#175-176 Fall/Winter 2013-14 — Jobs

Lifting the Fog on Section 3

When it's more appealing to circumvent the law requiring that jobs in public housing construction go to qualified residents than to follow it, something needs to change.

Photo © Tyrone Turner

Getting the Housing Authority on Board

Over the past year, HANO and STAND, a grassroots organizing group, worked closely together to create a project labor agreement to decide upon the wages and training that would be required at Iberville. Gilmore was forced to scrap the agreement once he was notified that Louisiana, a “right-to-work” state, has a law barring public agencies using public money from mandating union-labor agreements, but he’s discussed the possibility that a similar agreement could be fashioned if private funders step in to fund some of the construction.

Unless that happens, Gilmore hopes that the Career Academy will fill some of those gaps. “I want labor unions to teach our participants construction courses, to get kids into apprenticeships. They’re our employees. We can enter into agreements with unions. We just can’t require that our contractors do that.”

Cynthia Wiggins, a 20-year resident leader at HANO, is overseeing Section 3 hires at Iberville for the demolition. She requires that every applicant fill out a pre-employment application in person at an office on the Iberville footprint. She feels like that gives her a chance to talk with each person and verify qualifications. “People say, ‘I’m a carpenter,’ but they’re really not,” she said. She talks with them about their work experience so that the applications reflect more of what she calls “real skills.”

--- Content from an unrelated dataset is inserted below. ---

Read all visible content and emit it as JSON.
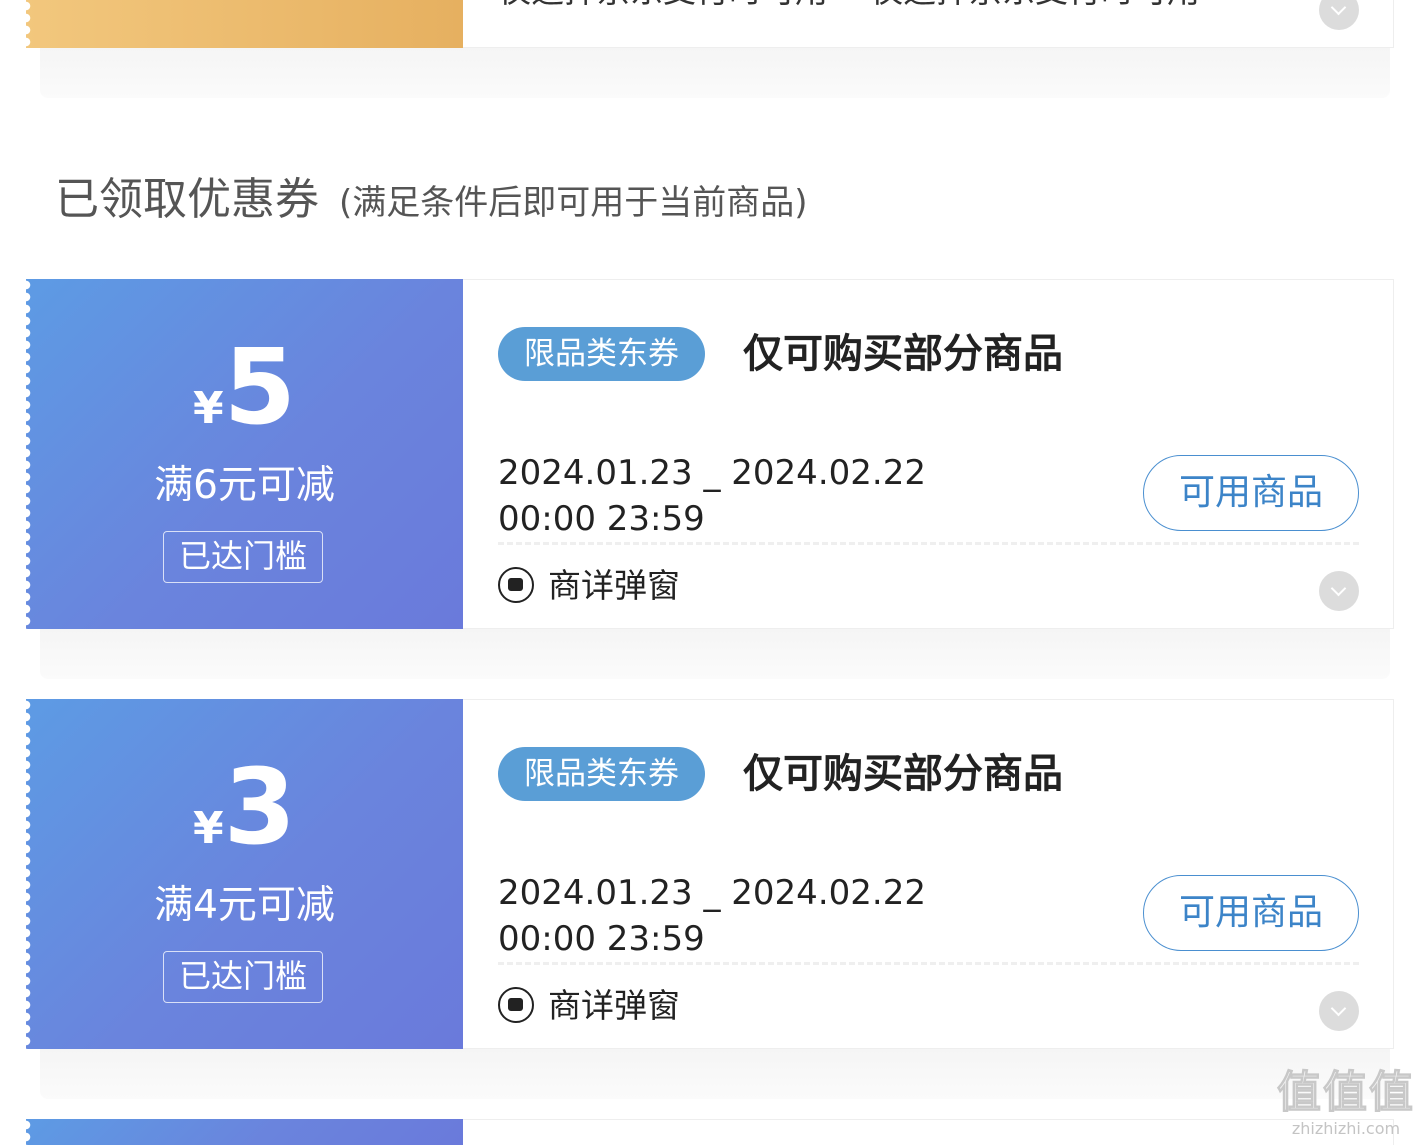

Wiggins wishes that there was a training school that she could send people to get them prepared for the construction phases that are coming. “You know you can’t do construction with people who don’t have experience,” she said. Administrators in Philadelphia, Boston, and New Orleans have found that many people need intensive reading and math assistance before they can even enter a construction-training program. Drug tests, lack of childcare, and transportation are other common barriers. Philadelphia and Boston bar those with positive drug tests but help pay for transportation and childcare, while one developer in New Orleans, faced with high rates of positive drug tests opted to delay testing until weeks into the program, when participants felt more buy-in. These discussions seem light years ahead of early 2011, when Alfred Marshall couldn’t seem to get himself or his neighbors hired at Cooper. As construction ramped up, Marshall put on his workboots and hardhat every morning and walked across the street, ready to be hired. But no one would allow him to put his skills to work.

A fellow resident told him about STAND with Dignity, a project of the New Orleans Workers’ Center for Racial Justice, whose staff had expertise about Section 3 law. Soon, large groups of workers were attending HANO’s board meetings, asking the agency to take a second look at the Section 3 hiring reports submitted by contractors.

STAND “focused the housing authority’s attention on Section 3,” said Gilmore, who listened and opened doors, because he supports the active use of Section 3, he said. “If you’re going to spend millions and millions of federal grant money in projects of one sort or another, some of that should go to help uplift residents’ lives,” he said.

Gilmore allowed STAND volunteers to come into HANO’s offices and audit contractors’ payroll records. STAND highlighted questionable data and asked for policy changes. They testified at every monthly board meeting and they visited the hiring trailer every day. They asked why most resident workers, no matter what work they were doing, were earning $8.01 per hour, the lowest possible wage, designated for laborers. They saw subcontractors hire new workers who filled out applications on the back of a pickup truck, instead of the hiring trailer.

Not long after, HANO hired the first of a series of Section 3 compliance officers. But to close all the loopholes took months. At one point, Gilmore withheld payment from the general contractor for not complying with his contract with HANO and its Section 3 guidelines.

“I get impatient about that stuff,” Gilmore said, recalling the hiring trailer inexplicably closed during business hours, jobs that weren’t posted, and a hundred other “little glitches.” At times, he said he felt like, “Do we have to watch these guys 24 hours a day?”

Luckily, through Cooper’s residents, Gilmore basically did have eyes and ears round the clock, said STAND attorney Colette Tippy. “The important piece was that the community was there, watching,” she said. And as a result of the hard work
done at Cooper, the Section 3 process began when the first contractor drove on the site at Iberville. “Iberville is already better,” Tippy said, noting that 30 Section 3 workers have already been hired there, even though demolition has just begun.

One of the hardest parts of the process at Cooper was finding ways for residents to communicate directly with contractors, who at first felt as though they didn’t need to respond to resident complaints, said Donna Johnigan, president of the Cooper’s Resident Management Corp., who helped to facilitate a few heated meetings in the early part of Cooper organizing. “Don’t talk around me, don’t talk about me, talk to me,” Johnigan said.

She expects that Iberville will go through its own growing pains, until all contractors realize what Section 3 is and why it’s taken seriously. She describes how they struggled and struggled at Cooper. And then, the struggle ended and Section 3 began to seem so simple, she said. “Then it was like putting on a glove, once you understand how it fit on your fingers.”